The J & J vaccine is a viral vector vaccine in which a piece of covid RNA that makes the spike protein is spliced into the RNA of a harmless virus.  When injected the harmless virus makes the spike protein that our immune system mounts a response to. There is no altering of our DNA and no chance of getting Covid from the vaccine. This vaccine is given as a single dose. It is 66% effective at preventing Covid, however no hospitalizations or deaths due to covid have been reported in vaccinated people. Side effects include soreness/redness/swelling at the site. Fatigue, muscle aches, headaches, chills, fever, nausea are less common. Fainting at the time of vaccination is more common than with the other 2 vaccines.
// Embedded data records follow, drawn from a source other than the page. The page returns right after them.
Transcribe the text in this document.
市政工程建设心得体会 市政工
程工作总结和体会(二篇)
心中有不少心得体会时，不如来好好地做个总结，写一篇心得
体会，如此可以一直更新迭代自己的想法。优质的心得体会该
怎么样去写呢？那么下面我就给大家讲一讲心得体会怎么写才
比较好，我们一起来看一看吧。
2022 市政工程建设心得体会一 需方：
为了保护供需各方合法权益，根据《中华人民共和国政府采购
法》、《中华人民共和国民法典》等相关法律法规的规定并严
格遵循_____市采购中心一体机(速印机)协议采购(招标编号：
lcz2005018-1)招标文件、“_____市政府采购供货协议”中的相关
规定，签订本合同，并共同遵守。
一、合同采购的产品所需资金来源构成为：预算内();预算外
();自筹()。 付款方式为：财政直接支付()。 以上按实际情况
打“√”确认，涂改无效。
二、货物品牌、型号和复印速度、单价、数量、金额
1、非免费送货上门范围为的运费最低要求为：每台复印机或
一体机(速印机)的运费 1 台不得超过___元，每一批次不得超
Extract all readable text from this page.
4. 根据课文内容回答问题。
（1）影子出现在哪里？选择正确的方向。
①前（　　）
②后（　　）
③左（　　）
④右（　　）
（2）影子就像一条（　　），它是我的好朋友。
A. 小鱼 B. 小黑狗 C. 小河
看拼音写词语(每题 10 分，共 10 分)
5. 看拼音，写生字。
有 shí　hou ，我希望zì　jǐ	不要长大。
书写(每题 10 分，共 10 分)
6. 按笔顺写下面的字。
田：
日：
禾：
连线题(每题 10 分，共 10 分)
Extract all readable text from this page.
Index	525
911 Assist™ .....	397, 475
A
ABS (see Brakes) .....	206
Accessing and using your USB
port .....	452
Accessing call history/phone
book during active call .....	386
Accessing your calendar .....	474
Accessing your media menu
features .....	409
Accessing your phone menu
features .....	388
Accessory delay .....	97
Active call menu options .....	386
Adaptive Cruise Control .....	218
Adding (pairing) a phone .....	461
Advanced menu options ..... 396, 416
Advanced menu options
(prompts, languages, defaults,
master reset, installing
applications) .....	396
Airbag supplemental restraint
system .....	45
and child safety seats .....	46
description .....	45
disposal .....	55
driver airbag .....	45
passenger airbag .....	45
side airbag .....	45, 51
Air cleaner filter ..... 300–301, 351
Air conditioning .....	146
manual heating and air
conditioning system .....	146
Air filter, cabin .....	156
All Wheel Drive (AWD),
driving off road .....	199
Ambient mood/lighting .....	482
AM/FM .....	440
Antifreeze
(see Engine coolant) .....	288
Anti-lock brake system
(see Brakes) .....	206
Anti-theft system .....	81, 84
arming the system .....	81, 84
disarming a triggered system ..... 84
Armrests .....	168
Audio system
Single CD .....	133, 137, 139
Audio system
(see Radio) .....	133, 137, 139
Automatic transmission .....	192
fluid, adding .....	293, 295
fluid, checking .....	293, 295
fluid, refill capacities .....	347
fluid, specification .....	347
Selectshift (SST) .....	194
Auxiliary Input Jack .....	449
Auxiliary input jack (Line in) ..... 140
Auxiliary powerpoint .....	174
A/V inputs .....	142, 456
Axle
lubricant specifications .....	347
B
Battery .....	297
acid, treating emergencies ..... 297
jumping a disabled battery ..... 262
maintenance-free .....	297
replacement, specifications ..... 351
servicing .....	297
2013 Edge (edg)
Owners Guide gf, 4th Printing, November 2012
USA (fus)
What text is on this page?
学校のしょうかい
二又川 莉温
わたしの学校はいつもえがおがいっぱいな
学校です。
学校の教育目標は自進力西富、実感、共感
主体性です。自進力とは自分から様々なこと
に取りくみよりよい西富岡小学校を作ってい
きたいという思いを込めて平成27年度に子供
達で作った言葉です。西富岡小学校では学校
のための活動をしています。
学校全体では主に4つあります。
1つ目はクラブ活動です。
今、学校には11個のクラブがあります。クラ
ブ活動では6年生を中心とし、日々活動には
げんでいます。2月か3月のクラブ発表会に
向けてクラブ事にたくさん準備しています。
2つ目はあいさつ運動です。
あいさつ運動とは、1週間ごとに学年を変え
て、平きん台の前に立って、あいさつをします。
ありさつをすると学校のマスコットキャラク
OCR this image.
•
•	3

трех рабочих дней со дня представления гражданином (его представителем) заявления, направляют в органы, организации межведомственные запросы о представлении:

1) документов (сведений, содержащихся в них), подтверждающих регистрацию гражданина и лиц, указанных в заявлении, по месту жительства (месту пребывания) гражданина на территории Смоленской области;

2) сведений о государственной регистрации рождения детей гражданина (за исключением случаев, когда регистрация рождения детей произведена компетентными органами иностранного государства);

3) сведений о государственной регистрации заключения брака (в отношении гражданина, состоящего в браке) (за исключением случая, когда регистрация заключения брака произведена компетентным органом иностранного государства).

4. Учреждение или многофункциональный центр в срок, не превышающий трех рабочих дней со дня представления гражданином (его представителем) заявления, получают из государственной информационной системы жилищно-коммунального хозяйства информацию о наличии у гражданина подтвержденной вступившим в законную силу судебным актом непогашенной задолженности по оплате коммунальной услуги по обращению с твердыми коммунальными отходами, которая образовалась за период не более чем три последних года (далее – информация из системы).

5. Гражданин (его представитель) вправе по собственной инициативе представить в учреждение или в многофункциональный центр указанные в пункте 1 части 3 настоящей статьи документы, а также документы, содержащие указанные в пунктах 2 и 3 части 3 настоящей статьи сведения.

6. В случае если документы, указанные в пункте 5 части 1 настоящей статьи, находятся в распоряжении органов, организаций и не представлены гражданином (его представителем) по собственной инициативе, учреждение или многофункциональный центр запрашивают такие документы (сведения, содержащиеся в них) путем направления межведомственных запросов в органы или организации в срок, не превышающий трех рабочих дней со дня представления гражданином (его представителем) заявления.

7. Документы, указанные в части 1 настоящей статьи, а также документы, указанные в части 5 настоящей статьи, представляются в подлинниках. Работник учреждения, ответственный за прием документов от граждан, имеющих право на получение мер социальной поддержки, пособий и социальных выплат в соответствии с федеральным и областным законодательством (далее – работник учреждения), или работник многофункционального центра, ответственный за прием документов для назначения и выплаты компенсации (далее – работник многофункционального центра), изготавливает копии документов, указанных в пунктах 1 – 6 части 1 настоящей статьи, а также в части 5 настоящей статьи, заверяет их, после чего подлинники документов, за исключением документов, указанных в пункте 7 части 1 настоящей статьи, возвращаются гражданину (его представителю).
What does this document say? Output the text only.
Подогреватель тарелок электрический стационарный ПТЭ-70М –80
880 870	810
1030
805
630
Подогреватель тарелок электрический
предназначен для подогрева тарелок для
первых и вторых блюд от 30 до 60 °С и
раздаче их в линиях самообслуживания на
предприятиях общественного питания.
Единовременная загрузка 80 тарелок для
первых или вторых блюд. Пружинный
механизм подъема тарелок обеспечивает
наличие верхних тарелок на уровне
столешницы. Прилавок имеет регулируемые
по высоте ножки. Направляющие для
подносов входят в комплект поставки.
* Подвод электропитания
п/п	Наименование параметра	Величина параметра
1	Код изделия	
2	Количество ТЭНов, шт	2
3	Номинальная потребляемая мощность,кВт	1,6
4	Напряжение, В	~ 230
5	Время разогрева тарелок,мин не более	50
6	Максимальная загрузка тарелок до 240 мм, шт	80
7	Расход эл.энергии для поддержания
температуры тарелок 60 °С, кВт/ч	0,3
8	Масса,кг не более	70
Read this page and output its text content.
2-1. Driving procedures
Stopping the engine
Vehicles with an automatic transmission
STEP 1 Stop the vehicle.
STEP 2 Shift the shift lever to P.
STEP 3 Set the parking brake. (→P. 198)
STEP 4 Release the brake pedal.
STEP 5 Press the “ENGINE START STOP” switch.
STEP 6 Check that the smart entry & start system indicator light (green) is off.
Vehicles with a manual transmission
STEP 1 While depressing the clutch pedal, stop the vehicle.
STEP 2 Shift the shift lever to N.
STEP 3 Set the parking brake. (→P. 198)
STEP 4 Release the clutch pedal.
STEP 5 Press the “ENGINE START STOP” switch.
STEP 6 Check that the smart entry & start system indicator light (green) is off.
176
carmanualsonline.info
Very rare blood clots have occurred in women under age 50. There have been 100 reports of Guillain- Barre syndrome out of almost 13 million doses given prompting the FDA to issue a warning about the rare risk of Guillain-Barre following vaccination. Guillain-Barre is a rare disorder where the immune system attacks nerves causing muscle weakness and in extreme cases paralysis.  Clinical trials for children aged 12 and up are expected to be completed in the early fall.

 

Much has changed since the onset of the Covid pandemic over a year ago, not the least of which is that the virus itself has changed and will unfortunately continue to change until it can no longer find people to infect. We have seen this virus evolve and become more contagious in younger populations, especially those that are unvaccinated. It is extremely important for unvaccinated children to continue to wear masks and socially distance themselves from others.  The safest way for unvaccinated children to play together is outdoors.  When eating they should stay at least 3 feet apart.  Continue to encourage them to practice frequent hand washing.  Finally, when available get your child vaccinated.